Regulators at the IMF meeting hope to take an important step forward in tackling the problem of banks that are considered “too big to fail.” Andreas Dombret, a member of the executive board of Germany’s central bank, the Bundesbank, says that resolving this dilemma remains one of the “cornerstones of the regulation of financial markets.”

In the future, banks with such a strong impact on the global financial system will have to get used to the idea of having an “adequate supply of available capital to absorb losses,” Mr. Dombret said.

Regulators at the IMF meeting hope to take an important step forward in tackling the problem of banks that are considered "too big to fail."

This, he explained, would add credibility to the recapitalization and liquidation plans of major banks in a worst-case scenario. The problem could be tackled at the November G20 summit of world leaders in Brisbane, Australia, Mr. Dombret added, allowing a new program to be implemented in 2015.

In Germany, the bank most affected by new global rules would be Deutsche Bank, the country’s largest.

Observers believe that regulators aim to create a system that goes well beyond previous efforts, which have in recent years been limited primarily to bolstering equity capital.

This time the entire capital structure is involved, including debt capital, which can be converted into equity in the event of an acute crisis. According to financial insiders, the FSB has already agreed on minimum requirements, which could provide for banks to hold loss-absorbing capital worth up to 25 percent of risky assets.

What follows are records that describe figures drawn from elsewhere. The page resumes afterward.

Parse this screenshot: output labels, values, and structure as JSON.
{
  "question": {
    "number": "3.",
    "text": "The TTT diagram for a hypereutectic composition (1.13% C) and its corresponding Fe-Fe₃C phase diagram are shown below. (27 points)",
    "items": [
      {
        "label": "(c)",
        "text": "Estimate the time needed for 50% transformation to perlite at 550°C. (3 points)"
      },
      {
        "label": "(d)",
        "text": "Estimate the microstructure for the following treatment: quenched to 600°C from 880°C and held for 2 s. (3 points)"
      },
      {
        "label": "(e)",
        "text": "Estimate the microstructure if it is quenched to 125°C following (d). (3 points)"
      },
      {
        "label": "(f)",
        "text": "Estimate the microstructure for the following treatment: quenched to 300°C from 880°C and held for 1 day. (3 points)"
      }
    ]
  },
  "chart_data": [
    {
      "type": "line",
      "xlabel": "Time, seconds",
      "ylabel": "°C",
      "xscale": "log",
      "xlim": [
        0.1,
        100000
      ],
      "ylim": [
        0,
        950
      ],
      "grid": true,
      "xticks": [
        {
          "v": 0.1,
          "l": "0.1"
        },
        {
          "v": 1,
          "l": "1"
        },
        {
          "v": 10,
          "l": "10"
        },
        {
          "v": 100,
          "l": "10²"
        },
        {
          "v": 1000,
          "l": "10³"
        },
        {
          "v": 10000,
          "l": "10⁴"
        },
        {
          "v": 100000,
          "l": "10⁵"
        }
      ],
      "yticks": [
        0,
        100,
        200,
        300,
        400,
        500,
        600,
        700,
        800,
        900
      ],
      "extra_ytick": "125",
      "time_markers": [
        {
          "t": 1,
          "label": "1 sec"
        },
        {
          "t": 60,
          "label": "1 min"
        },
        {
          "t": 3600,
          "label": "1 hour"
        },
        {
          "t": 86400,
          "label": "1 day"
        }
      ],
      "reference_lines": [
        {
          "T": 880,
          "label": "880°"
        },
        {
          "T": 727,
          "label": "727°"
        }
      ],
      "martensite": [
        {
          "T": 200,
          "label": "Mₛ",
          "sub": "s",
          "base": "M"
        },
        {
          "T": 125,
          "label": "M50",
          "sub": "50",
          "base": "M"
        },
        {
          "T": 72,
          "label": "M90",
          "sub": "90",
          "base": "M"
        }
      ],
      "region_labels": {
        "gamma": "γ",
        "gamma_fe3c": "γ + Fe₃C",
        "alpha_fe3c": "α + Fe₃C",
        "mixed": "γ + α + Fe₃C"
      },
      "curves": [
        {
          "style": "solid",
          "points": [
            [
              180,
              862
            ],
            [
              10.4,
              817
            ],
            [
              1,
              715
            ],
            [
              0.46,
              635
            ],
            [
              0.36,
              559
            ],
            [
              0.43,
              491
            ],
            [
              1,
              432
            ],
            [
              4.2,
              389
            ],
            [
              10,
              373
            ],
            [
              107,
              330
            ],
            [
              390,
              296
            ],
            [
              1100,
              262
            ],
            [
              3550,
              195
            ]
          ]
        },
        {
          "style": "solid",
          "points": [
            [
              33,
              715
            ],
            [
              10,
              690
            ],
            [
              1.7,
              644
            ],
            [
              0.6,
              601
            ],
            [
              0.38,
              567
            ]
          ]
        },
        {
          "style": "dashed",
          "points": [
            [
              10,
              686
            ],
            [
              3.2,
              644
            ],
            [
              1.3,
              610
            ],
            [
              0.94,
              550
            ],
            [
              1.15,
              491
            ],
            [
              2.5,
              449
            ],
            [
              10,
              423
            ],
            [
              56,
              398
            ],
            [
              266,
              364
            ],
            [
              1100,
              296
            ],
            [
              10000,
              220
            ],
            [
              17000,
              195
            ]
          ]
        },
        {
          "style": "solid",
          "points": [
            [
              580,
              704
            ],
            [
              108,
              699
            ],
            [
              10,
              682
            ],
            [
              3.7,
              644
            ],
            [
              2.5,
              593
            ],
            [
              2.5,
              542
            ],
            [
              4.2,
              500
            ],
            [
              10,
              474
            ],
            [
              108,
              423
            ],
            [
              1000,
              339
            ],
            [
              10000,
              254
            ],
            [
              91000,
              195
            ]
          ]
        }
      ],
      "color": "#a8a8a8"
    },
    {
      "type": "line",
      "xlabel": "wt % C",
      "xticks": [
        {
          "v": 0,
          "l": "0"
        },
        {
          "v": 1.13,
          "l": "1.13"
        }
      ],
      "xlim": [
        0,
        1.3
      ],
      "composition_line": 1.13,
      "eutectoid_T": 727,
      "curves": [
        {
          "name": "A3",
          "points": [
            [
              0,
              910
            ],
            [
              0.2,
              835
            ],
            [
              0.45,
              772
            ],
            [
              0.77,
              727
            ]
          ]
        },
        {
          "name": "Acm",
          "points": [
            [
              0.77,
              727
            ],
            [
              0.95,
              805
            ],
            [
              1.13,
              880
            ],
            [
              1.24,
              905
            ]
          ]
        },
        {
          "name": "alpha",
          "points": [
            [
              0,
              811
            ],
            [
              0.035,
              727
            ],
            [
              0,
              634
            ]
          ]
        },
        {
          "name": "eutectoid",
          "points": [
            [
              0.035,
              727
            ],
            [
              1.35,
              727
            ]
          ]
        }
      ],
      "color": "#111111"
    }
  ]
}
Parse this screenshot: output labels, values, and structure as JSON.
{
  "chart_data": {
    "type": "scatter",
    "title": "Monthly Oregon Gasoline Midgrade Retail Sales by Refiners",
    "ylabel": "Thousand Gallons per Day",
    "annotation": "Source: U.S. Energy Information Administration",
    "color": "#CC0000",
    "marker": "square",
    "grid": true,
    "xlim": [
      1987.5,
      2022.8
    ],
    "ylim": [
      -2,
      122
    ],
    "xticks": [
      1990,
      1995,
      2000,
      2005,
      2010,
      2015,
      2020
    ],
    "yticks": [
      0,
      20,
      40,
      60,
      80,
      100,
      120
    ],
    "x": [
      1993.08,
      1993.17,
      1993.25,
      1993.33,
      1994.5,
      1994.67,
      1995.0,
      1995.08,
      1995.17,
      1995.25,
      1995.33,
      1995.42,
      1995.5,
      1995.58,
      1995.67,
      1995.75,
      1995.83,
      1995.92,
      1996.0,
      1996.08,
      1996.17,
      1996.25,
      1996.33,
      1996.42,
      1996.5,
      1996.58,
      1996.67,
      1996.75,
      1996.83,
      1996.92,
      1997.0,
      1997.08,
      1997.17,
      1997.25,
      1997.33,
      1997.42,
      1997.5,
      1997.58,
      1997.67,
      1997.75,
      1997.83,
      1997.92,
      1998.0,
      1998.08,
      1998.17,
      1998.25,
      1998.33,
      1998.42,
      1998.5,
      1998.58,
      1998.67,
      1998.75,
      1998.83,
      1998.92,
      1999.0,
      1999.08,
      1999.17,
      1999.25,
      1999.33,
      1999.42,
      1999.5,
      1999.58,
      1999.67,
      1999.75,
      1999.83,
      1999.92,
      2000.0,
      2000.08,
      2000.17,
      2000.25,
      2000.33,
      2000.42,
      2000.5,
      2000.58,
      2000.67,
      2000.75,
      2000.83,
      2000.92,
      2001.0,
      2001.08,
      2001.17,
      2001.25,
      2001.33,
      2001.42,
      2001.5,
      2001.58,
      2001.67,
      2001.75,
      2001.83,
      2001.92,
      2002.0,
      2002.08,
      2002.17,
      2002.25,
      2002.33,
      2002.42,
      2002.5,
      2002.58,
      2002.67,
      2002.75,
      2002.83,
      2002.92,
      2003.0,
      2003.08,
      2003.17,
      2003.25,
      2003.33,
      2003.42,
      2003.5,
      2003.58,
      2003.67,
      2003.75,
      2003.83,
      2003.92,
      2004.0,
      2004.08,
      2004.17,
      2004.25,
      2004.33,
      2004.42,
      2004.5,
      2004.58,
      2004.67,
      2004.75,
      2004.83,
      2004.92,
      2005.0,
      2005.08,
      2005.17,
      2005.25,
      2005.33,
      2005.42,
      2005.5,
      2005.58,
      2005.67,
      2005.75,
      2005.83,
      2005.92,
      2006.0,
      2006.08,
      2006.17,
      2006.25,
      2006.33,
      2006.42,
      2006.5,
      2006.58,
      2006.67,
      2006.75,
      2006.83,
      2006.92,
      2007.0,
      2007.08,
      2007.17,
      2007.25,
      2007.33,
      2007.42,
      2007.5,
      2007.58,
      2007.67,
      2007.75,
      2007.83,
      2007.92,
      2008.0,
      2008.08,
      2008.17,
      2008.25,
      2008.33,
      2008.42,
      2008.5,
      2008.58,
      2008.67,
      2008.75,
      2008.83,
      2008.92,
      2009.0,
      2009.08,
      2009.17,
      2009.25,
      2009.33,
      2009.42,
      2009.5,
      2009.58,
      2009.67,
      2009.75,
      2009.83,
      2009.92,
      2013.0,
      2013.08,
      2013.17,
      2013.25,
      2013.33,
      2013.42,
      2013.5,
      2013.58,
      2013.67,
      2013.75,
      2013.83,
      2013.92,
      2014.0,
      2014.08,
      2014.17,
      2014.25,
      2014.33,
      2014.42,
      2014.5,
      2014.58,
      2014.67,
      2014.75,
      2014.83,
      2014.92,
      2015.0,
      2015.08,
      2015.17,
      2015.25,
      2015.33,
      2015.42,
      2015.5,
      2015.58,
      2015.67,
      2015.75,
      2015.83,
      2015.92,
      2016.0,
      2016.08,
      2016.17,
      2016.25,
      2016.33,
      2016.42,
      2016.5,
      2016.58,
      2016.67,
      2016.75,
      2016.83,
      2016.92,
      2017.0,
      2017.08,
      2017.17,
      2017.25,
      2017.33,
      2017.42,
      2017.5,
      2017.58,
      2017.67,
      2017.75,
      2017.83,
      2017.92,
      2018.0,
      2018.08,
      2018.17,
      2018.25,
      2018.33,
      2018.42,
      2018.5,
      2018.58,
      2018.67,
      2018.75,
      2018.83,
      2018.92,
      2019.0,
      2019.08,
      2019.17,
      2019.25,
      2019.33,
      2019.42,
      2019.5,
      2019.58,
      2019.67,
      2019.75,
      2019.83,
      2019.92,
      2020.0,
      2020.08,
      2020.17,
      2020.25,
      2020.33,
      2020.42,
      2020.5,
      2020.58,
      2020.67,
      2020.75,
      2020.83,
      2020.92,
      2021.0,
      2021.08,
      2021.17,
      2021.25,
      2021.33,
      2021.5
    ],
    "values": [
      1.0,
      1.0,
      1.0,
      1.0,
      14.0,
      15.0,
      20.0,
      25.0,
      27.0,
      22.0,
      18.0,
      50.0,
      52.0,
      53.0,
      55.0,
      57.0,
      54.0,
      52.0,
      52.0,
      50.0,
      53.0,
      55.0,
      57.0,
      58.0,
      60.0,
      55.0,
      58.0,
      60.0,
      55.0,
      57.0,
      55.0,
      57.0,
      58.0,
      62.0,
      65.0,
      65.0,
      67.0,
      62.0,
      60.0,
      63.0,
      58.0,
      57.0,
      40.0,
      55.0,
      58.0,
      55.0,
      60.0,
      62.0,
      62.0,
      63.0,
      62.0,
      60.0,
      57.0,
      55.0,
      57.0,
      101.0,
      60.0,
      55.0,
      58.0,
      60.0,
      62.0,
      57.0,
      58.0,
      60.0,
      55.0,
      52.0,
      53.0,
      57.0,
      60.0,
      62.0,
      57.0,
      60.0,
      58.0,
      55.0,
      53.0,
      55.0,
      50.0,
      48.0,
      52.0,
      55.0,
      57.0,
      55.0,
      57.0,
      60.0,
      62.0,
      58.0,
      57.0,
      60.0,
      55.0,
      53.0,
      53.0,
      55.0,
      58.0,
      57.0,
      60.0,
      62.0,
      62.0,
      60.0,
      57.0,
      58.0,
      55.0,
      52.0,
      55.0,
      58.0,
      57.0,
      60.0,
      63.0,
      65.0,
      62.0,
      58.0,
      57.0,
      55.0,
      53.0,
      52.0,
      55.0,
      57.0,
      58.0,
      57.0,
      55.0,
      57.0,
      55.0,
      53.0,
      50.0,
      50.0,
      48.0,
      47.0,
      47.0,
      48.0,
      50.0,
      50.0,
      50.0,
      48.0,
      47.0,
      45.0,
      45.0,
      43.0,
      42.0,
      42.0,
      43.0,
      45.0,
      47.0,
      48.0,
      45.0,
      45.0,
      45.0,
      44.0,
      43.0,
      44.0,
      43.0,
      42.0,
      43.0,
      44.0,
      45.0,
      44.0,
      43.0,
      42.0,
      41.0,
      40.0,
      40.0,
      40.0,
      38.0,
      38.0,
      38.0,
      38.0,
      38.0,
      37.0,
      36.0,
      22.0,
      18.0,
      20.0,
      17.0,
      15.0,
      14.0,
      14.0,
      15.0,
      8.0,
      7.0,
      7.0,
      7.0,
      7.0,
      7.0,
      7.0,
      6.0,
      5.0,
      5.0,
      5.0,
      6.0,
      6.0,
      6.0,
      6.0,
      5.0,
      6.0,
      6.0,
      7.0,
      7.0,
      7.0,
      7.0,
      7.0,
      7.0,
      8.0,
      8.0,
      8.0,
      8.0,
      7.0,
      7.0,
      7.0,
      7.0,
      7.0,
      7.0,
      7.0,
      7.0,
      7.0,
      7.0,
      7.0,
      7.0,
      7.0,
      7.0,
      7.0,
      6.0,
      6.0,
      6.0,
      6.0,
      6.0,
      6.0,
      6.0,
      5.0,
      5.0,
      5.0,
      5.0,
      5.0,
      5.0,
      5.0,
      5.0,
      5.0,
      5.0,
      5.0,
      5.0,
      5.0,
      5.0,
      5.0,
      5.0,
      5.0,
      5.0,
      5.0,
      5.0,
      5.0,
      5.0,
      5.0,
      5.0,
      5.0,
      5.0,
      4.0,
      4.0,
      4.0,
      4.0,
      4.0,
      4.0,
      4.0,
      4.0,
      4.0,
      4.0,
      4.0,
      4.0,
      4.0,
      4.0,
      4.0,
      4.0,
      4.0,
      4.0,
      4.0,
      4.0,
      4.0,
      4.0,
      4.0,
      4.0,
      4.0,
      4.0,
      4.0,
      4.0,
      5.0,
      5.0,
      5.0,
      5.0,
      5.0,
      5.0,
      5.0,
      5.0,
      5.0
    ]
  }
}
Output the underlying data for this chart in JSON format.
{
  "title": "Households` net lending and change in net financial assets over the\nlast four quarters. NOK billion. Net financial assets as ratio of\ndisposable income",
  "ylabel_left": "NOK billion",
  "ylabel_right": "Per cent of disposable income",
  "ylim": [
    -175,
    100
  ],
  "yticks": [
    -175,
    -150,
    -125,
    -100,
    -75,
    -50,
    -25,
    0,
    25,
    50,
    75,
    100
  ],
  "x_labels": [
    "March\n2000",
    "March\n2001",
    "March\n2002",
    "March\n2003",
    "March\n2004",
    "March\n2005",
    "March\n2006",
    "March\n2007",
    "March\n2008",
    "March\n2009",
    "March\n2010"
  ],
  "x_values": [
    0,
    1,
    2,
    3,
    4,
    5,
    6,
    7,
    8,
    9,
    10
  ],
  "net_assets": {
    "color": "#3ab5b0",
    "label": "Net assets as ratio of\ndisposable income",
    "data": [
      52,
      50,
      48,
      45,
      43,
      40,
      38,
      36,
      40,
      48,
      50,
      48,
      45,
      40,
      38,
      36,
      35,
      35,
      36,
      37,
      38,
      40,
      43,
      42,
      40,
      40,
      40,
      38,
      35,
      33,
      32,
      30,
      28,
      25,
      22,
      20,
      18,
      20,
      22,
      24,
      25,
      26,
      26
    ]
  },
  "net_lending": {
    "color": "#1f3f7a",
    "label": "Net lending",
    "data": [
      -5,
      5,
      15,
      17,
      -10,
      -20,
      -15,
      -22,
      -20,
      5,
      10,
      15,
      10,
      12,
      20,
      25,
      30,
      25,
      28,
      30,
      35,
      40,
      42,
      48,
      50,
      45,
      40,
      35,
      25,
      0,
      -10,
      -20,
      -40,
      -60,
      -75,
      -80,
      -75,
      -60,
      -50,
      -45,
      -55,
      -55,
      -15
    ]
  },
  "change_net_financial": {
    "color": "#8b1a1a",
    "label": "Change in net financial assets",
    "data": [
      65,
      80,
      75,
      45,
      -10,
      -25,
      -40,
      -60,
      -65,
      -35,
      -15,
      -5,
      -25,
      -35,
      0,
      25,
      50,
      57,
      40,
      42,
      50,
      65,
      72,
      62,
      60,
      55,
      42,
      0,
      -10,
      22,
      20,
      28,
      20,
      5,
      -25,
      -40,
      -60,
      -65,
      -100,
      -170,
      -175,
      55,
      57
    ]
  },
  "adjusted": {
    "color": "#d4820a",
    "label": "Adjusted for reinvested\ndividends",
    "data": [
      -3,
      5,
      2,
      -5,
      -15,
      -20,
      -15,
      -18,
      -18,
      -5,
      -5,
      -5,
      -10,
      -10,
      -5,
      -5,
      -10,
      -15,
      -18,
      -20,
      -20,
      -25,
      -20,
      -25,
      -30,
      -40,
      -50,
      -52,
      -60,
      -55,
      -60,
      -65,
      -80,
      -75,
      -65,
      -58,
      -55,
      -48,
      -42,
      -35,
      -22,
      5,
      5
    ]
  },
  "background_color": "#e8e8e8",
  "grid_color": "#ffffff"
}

A lack of details currently makes it impossible to precisely estimate the exact amount banks hold of of this capital reserve, dubbed “total loss absorbency capital” (TLAC).

Observers believe that regulators aim to create a system that goes well beyond previous efforts.

“The devil is in the details,” warns an insider. In the end, the roughly 30 systemically important banks – including, for example, JP Morgan and HSBC – will have to get used to rising overall capital costs, even though additional equity capital would not be necessary.

“Investors will demand a higher return for securities that are at risk of default in the event of insolvency. They need to take a close look at the fine print on subordinated bonds,” explains a banking expert.

Mark Carney, chairman of the FSB and head of the Bank of England, believes the measure is necessary, so that taxpayers won’t be asked pay for the next bank bailout. In addition to the capital measures, minimum liquidity requirements for banks are also planned to avert new crises.

Regulators will speed up the pace of implementing the new rules. This is because increasing the equity capital cushion – the method applied in recent years – has unwanted side effects. This capital is expensive for banks to raise on the open market, and there are fears that keeping higher levels of capital will reduce the availability of credit, especially in the crisis-ridden countries of the European Union, to levels lower than those desired by politicians and central bankers.